How Rule Combinations Increase False Positives
Interactive micro-lesson showing how Monte Carlo simulation estimates false positive risk when you enable more SPC rules.
What happens when a stable process gets watched by more and more rules?
You usually catch more real signals, but you also create more false alarms. This lesson lets you test that tradeoff with a server-side Monte Carlo simulation.
What a false positive means
A false positive happens when the process is actually in control, but the chart still signals that something may be wrong. In real operations, that can lead to unnecessary investigations, extra adjustments, and wasted time.
The more rules you enable, the more ways a sequence can trigger. That usually makes the chart more sensitive, but it also raises the chance that an in-control sequence will look suspicious.

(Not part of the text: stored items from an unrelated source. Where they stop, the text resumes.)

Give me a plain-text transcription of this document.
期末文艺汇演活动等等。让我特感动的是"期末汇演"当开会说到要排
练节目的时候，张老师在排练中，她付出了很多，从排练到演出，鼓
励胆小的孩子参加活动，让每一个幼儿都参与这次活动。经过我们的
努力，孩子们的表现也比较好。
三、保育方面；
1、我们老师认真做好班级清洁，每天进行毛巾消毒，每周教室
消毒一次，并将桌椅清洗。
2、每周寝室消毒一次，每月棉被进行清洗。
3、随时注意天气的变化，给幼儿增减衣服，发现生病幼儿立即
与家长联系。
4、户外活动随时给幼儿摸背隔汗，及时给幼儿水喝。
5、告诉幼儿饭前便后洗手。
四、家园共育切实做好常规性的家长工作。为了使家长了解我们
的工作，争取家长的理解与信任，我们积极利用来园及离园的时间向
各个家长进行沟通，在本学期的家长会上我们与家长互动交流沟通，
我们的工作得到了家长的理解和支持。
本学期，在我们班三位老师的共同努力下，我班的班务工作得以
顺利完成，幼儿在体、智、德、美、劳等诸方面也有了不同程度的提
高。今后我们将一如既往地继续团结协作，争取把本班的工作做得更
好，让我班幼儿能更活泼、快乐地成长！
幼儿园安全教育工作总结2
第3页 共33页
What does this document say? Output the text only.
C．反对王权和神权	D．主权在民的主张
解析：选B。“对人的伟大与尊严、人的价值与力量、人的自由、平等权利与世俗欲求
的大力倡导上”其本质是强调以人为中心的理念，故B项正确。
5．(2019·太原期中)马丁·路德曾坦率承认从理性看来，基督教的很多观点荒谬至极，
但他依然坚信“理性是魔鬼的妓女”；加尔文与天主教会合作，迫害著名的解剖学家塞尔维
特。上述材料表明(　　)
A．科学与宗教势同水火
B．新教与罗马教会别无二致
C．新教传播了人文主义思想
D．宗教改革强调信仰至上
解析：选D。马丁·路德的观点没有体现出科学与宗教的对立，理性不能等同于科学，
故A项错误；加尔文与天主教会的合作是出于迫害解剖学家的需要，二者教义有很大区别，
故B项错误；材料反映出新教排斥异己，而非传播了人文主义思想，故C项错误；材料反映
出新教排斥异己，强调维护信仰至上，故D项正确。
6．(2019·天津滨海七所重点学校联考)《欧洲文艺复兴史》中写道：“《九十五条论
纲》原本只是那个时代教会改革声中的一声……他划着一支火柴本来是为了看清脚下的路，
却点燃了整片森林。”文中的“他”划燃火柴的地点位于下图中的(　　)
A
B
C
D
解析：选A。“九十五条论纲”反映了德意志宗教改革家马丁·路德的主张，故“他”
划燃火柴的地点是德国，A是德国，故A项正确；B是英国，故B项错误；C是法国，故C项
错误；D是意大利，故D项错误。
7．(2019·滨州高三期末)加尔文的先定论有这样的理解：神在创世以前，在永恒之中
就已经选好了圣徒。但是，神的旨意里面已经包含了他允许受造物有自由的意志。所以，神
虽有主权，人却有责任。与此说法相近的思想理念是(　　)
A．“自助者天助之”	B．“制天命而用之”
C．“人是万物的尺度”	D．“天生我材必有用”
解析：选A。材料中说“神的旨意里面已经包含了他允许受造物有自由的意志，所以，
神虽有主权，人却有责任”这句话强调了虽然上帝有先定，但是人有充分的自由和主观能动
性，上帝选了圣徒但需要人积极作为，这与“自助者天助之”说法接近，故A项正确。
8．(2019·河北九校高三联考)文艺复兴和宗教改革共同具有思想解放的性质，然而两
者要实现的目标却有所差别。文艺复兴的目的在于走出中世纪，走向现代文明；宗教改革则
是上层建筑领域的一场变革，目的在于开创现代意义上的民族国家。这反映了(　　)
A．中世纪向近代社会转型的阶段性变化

Build your simulation scenario
Select the rule combination you want to test, choose how many points each simulated sequence should contain, and then run the Monte Carlo model.
Simulation results
The simulation generates many in-control sequences and counts how often the selected rules still fire at least one alert.
When to use fewer or more rules
Use fewer rules when
The cost of chasing false alarms is high, the process is already stable, or the team tends to tamper with the process after every signal.
Use more rules when
You need earlier detection, the process is high risk, and the team can investigate signals calmly without over-adjusting the process.